After being skunked on a species that was listed as common on the site checklist for the past four weeks, I finally found Rosy Starlings at Karaivetti today. As a matter of fact, I found three flocks today totaling 78 birds. Apparently the old adage “when it rains it pours” holds true here in south India! The opening photo was taken this past weekend near Calimere where Rosy Starlings were quite numerous. This was the 176th species that I’ve observed here at the sanctuary of the 208 species that have ever been recorded.

Relton’s son, Alan who is a first year Zoology student at Bishop Heber College in Trichy has decided to skip classes for several days and accompany me on the survey. Today he took great pleasure in the close-up looks we got of a Baillon’s Crake that had eluded his dad last week. We also saw over 380 Bar-headed Geese today, but I was unable to locate the wayward greylag among them. The rest of our count was rather uneventful, we did have more flocks of shorebirds depart and give us flybys than normal (11 Marsh Sandpipers, 25 Common Greenshanks, 9 Black-tailed Godwits, and 5 Little Stints). While investigating the edge of several reedbeds I noticed a nest in the nearby scrub with two eggs whose tenants were given away by the agitated pair of Ashy-crowned Sparrow Larks (male below) that were nearby. I haven’t found that many nests thus far, but I’ve seen a fair number of young birds and adults carrying food or nesting material.

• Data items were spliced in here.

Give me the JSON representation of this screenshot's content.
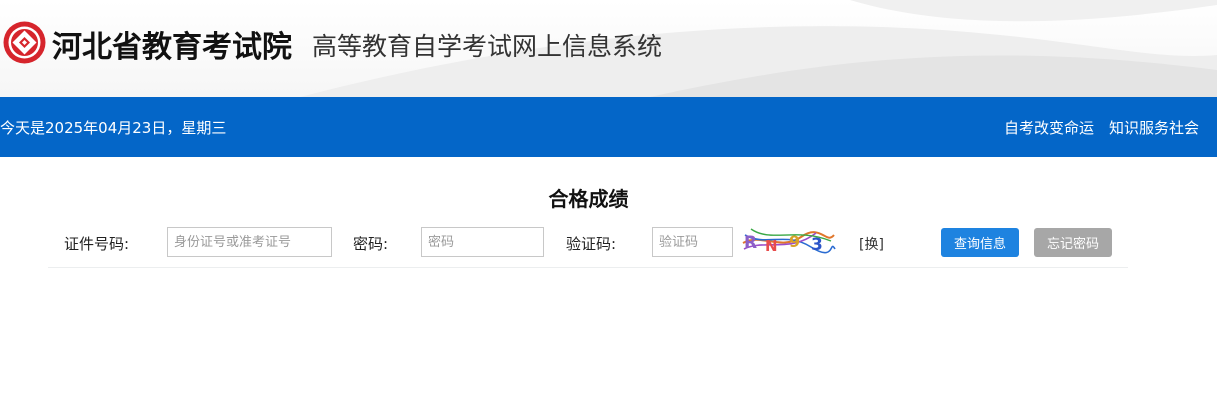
{
  "header": {
    "org_name": "河北省教育考试院",
    "system_name": "高等教育自学考试网上信息系统",
    "logo_icon": "hebei-exam-authority-seal"
  },
  "bluebar": {
    "date_text": "今天是2025年04月23日，星期三",
    "slogans": [
      "自考改变命运",
      "知识服务社会"
    ],
    "color": "#0466c8"
  },
  "main": {
    "title": "合格成绩",
    "form": {
      "id_label": "证件号码:",
      "id_placeholder": "身份证号或准考证号",
      "password_label": "密码:",
      "password_placeholder": "密码",
      "captcha_label": "验证码:",
      "captcha_placeholder": "验证码",
      "swap_text": "[换]",
      "query_button": "查询信息",
      "forgot_button": "忘记密码"
    }
  },
  "colors": {
    "query_button": "#1e83e0",
    "forgot_button": "#a7a7a7"
  }
}
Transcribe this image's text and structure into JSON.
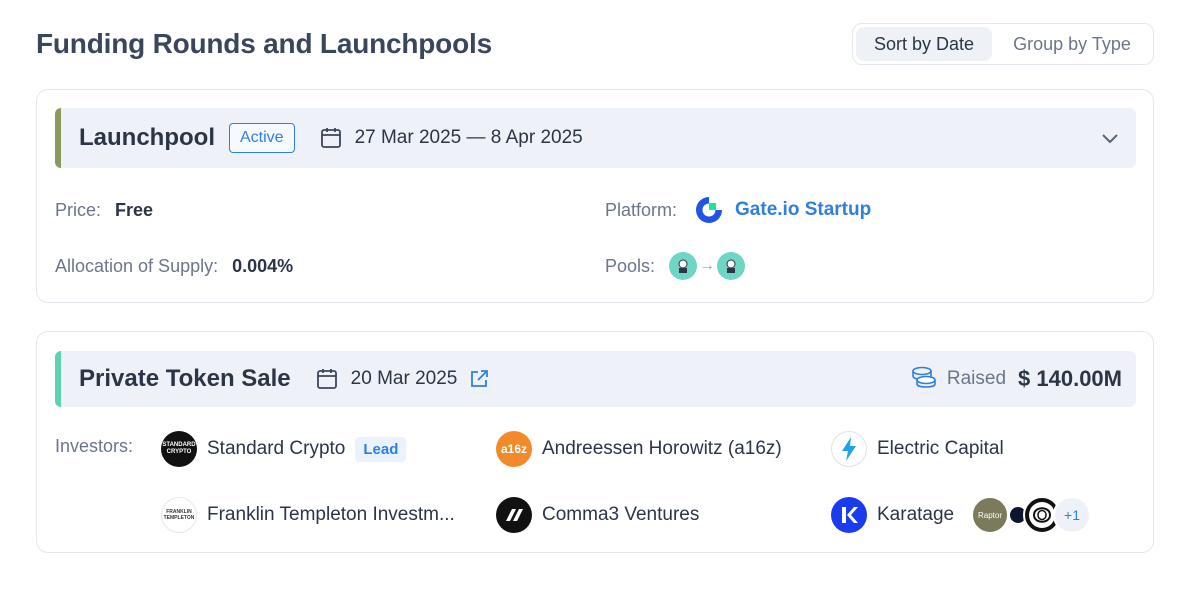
{
  "header": {
    "title": "Funding Rounds and Launchpools",
    "sort_by_date": "Sort by Date",
    "group_by_type": "Group by Type"
  },
  "launchpool": {
    "title": "Launchpool",
    "status": "Active",
    "date_range": "27 Mar 2025 — 8 Apr 2025",
    "price_label": "Price:",
    "price_value": "Free",
    "allocation_label": "Allocation of Supply:",
    "allocation_value": "0.004%",
    "platform_label": "Platform:",
    "platform_name": "Gate.io Startup",
    "pools_label": "Pools:"
  },
  "private_sale": {
    "title": "Private Token Sale",
    "date": "20 Mar 2025",
    "raised_label": "Raised",
    "raised_value": "$ 140.00M",
    "investors_label": "Investors:",
    "lead_label": "Lead",
    "investors": [
      {
        "name": "Standard Crypto",
        "logo_text": "STANDARD CRYPTO"
      },
      {
        "name": "Andreessen Horowitz (a16z)",
        "logo_text": "a16z"
      },
      {
        "name": "Electric Capital"
      },
      {
        "name": "Franklin Templeton Investm...",
        "logo_text": "FRANKLIN TEMPLETON"
      },
      {
        "name": "Comma3 Ventures"
      },
      {
        "name": "Karatage"
      }
    ],
    "extra_logo_text": "Raptor",
    "more_count": "+1"
  },
  "colors": {
    "accent_blue": "#2f7fe0",
    "launchpool_stripe": "#8a9a5c",
    "private_stripe": "#5dd3b0"
  }
}
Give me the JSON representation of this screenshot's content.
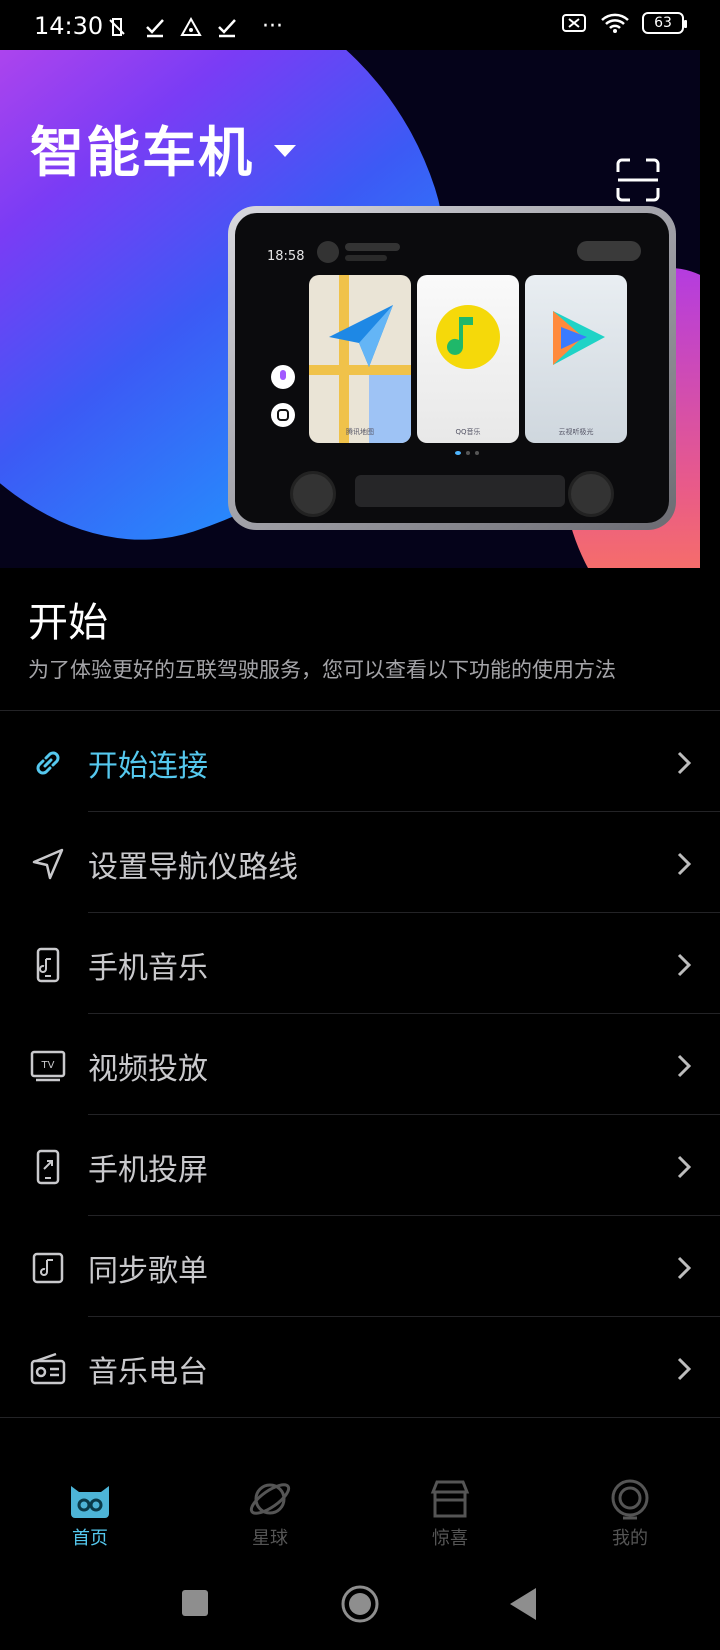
{
  "status_bar": {
    "time": "14:30",
    "battery": "63",
    "more": "···"
  },
  "hero": {
    "title": "智能车机",
    "device_screen": {
      "time": "18:58",
      "apps": [
        {
          "name": "腾讯地图",
          "icon": "tencent-map-icon"
        },
        {
          "name": "QQ音乐",
          "icon": "qq-music-icon"
        },
        {
          "name": "云视听极光",
          "icon": "video-play-icon"
        }
      ]
    }
  },
  "intro": {
    "title": "开始",
    "description": "为了体验更好的互联驾驶服务，您可以查看以下功能的使用方法"
  },
  "menu": [
    {
      "label": "开始连接",
      "icon": "link-icon",
      "active": true
    },
    {
      "label": "设置导航仪路线",
      "icon": "navigation-arrow-icon"
    },
    {
      "label": "手机音乐",
      "icon": "phone-music-icon"
    },
    {
      "label": "视频投放",
      "icon": "tv-icon"
    },
    {
      "label": "手机投屏",
      "icon": "phone-cast-icon"
    },
    {
      "label": "同步歌单",
      "icon": "playlist-icon"
    },
    {
      "label": "音乐电台",
      "icon": "radio-icon"
    }
  ],
  "bottom_nav": [
    {
      "label": "首页",
      "icon": "home-face-icon",
      "active": true
    },
    {
      "label": "星球",
      "icon": "planet-icon"
    },
    {
      "label": "惊喜",
      "icon": "store-icon"
    },
    {
      "label": "我的",
      "icon": "profile-icon"
    }
  ],
  "colors": {
    "accent": "#55c8ee",
    "background": "#000000",
    "text_secondary": "#a4a4a8"
  }
}
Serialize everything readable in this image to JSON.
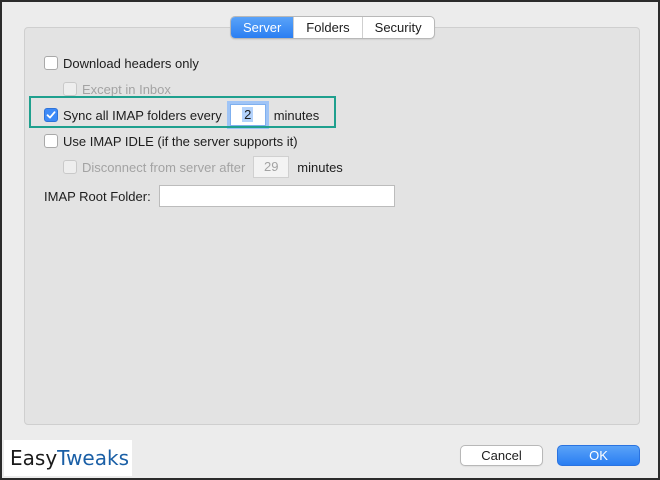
{
  "tabs": [
    {
      "label": "Server",
      "active": true
    },
    {
      "label": "Folders",
      "active": false
    },
    {
      "label": "Security",
      "active": false
    }
  ],
  "options": {
    "download_headers": {
      "label": "Download headers only",
      "checked": false
    },
    "except_inbox": {
      "label": "Except in Inbox",
      "checked": false,
      "disabled": true
    },
    "sync_folders": {
      "label": "Sync all IMAP folders every",
      "checked": true,
      "value": "2",
      "suffix": "minutes"
    },
    "imap_idle": {
      "label": "Use IMAP IDLE (if the server supports it)",
      "checked": false
    },
    "disconnect": {
      "label": "Disconnect from server after",
      "checked": false,
      "disabled": true,
      "value": "29",
      "suffix": "minutes"
    }
  },
  "root_folder": {
    "label": "IMAP Root Folder:",
    "value": ""
  },
  "buttons": {
    "cancel": "Cancel",
    "ok": "OK"
  },
  "logo": {
    "part1": "Easy",
    "part2": "Tweaks"
  },
  "colors": {
    "accent": "#2a7ef2",
    "highlight": "#1fa08e",
    "logo_blue": "#1a5fa6"
  },
  "icons": {
    "checkbox_check": "checkmark-icon"
  }
}
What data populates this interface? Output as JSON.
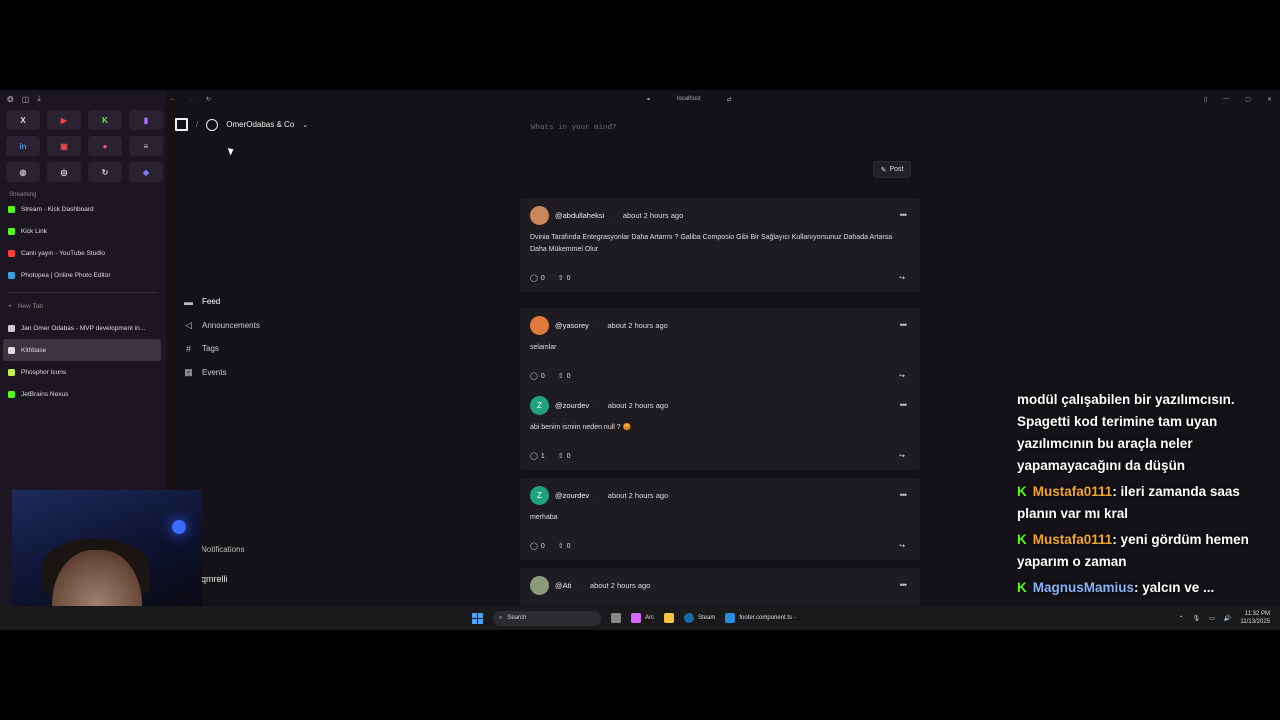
{
  "browser": {
    "url": "localhost",
    "favorites": [
      {
        "label": "X",
        "color": "#dddddd"
      },
      {
        "label": "▶",
        "color": "#ff3b3b"
      },
      {
        "label": "K",
        "color": "#53fc18"
      },
      {
        "label": "▮",
        "color": "#a970ff"
      },
      {
        "label": "in",
        "color": "#4a90d9"
      },
      {
        "label": "▦",
        "color": "#e24a4a"
      },
      {
        "label": "●",
        "color": "#ff4d6d"
      },
      {
        "label": "≡",
        "color": "#cccccc"
      },
      {
        "label": "◍",
        "color": "#bbbbbb"
      },
      {
        "label": "◎",
        "color": "#dddddd"
      },
      {
        "label": "↻",
        "color": "#cccccc"
      },
      {
        "label": "◆",
        "color": "#7b7bff"
      }
    ],
    "section_label": "Streaming",
    "tabs_top": [
      {
        "title": "Stream - Kick Dashboard",
        "color": "#53fc18"
      },
      {
        "title": "Kick Link",
        "color": "#53fc18"
      },
      {
        "title": "Canlı yayın - YouTube Studio",
        "color": "#ff3b3b"
      },
      {
        "title": "Photopea | Online Photo Editor",
        "color": "#3a9de0"
      }
    ],
    "new_tab": "New Tab",
    "tabs_bottom": [
      {
        "title": "Jan Omer Odabas - MVP development in...",
        "color": "#cccccc",
        "active": false
      },
      {
        "title": "Kithbase",
        "color": "#dddddd",
        "active": true
      },
      {
        "title": "Phosphor Icons",
        "color": "#c6f04a",
        "active": false
      },
      {
        "title": "JetBrains Nexus",
        "color": "#53fc18",
        "active": false
      }
    ]
  },
  "app": {
    "org_name": "OmerOdabas & Co",
    "composer_placeholder": "Whats in your mind?",
    "post_button": "Post",
    "nav": [
      {
        "label": "Feed",
        "icon": "▬",
        "active": true
      },
      {
        "label": "Announcements",
        "icon": "◁",
        "active": false
      },
      {
        "label": "Tags",
        "icon": "#",
        "active": false
      },
      {
        "label": "Events",
        "icon": "▦",
        "active": false
      }
    ],
    "notifications_label": "Notifications",
    "user_label": "qmrelli",
    "posts": [
      {
        "handle": "@abdullaheksi",
        "time": "about 2 hours ago",
        "avatar": "",
        "avatar_color": "#c9875a",
        "body": "Dvinia Tarafında Entegrasyonlar Daha Artarmı ? Galiba Composio Gibi Bir Sağlayıcı Kullanıyorsunuz Dahada Artarsa Daha Mükemmel Olur",
        "comments": "0",
        "upvotes": "0"
      },
      {
        "handle": "@yasorey",
        "time": "about 2 hours ago",
        "avatar": "",
        "avatar_color": "#e07a3a",
        "body": "selamlar",
        "comments": "0",
        "upvotes": "0"
      },
      {
        "handle": "@zourdev",
        "time": "about 2 hours ago",
        "avatar": "Z",
        "avatar_color": "#1ea37a",
        "body": "abi benim ismim neden null ? 😡",
        "comments": "1",
        "upvotes": "0"
      },
      {
        "handle": "@zourdev",
        "time": "about 2 hours ago",
        "avatar": "Z",
        "avatar_color": "#1ea37a",
        "body": "merhaba",
        "comments": "0",
        "upvotes": "0"
      },
      {
        "handle": "@Ati",
        "time": "about 2 hours ago",
        "avatar": "",
        "avatar_color": "#8a9a7a",
        "body": "",
        "comments": "",
        "upvotes": ""
      }
    ]
  },
  "chat": {
    "partial": "modül çalışabilen bir yazılımcısın. Spagetti kod terimine tam uyan yazılımcının bu araçla neler yapamayacağını da düşün",
    "messages": [
      {
        "user": "Mustafa0111",
        "text": ": ileri zamanda saas planın var mı kral",
        "user_color": "#f5a623"
      },
      {
        "user": "Mustafa0111",
        "text": ": yeni gördüm hemen yaparım o zaman",
        "user_color": "#f5a623"
      },
      {
        "user": "MagnusMamius",
        "text": ": yalcın ve ...",
        "user_color": "#8ab4f8"
      }
    ]
  },
  "taskbar": {
    "search_label": "Search",
    "apps": [
      "Arc",
      "Steam",
      "footer.component.ts - "
    ],
    "time": "11:32 PM",
    "date": "11/13/2025"
  }
}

On the return trip to Pullambadi I was amused to watch in my rearview mirror as Alan attempted to overtake a gravel truck that I had already passed only to have his moped max out at the same speed the truck was going. His moped also doesn’t have rearview mirrors, so he hadn’t realized that a bus had been rapidly closing in on him! He definitely looked like a small fish in a big pond sandwiched between those two large vehicles! He safely was able to get back to the left and allowed the bus to pass, no worries.

The children at the school here have become sufficiently accustomed to my presence that they are now calling out my name every chance that they get. My name is typically pronounced here as ‘shohn’ – lacking the ‘w’ that isn’t represented in the spelling, hence confusing for most here. Whenever I respond to my name being called it is 9/10 to get only a “hi” as they aren’t confident enough in their English to say more than this. But they definitely want me to know that they know my name!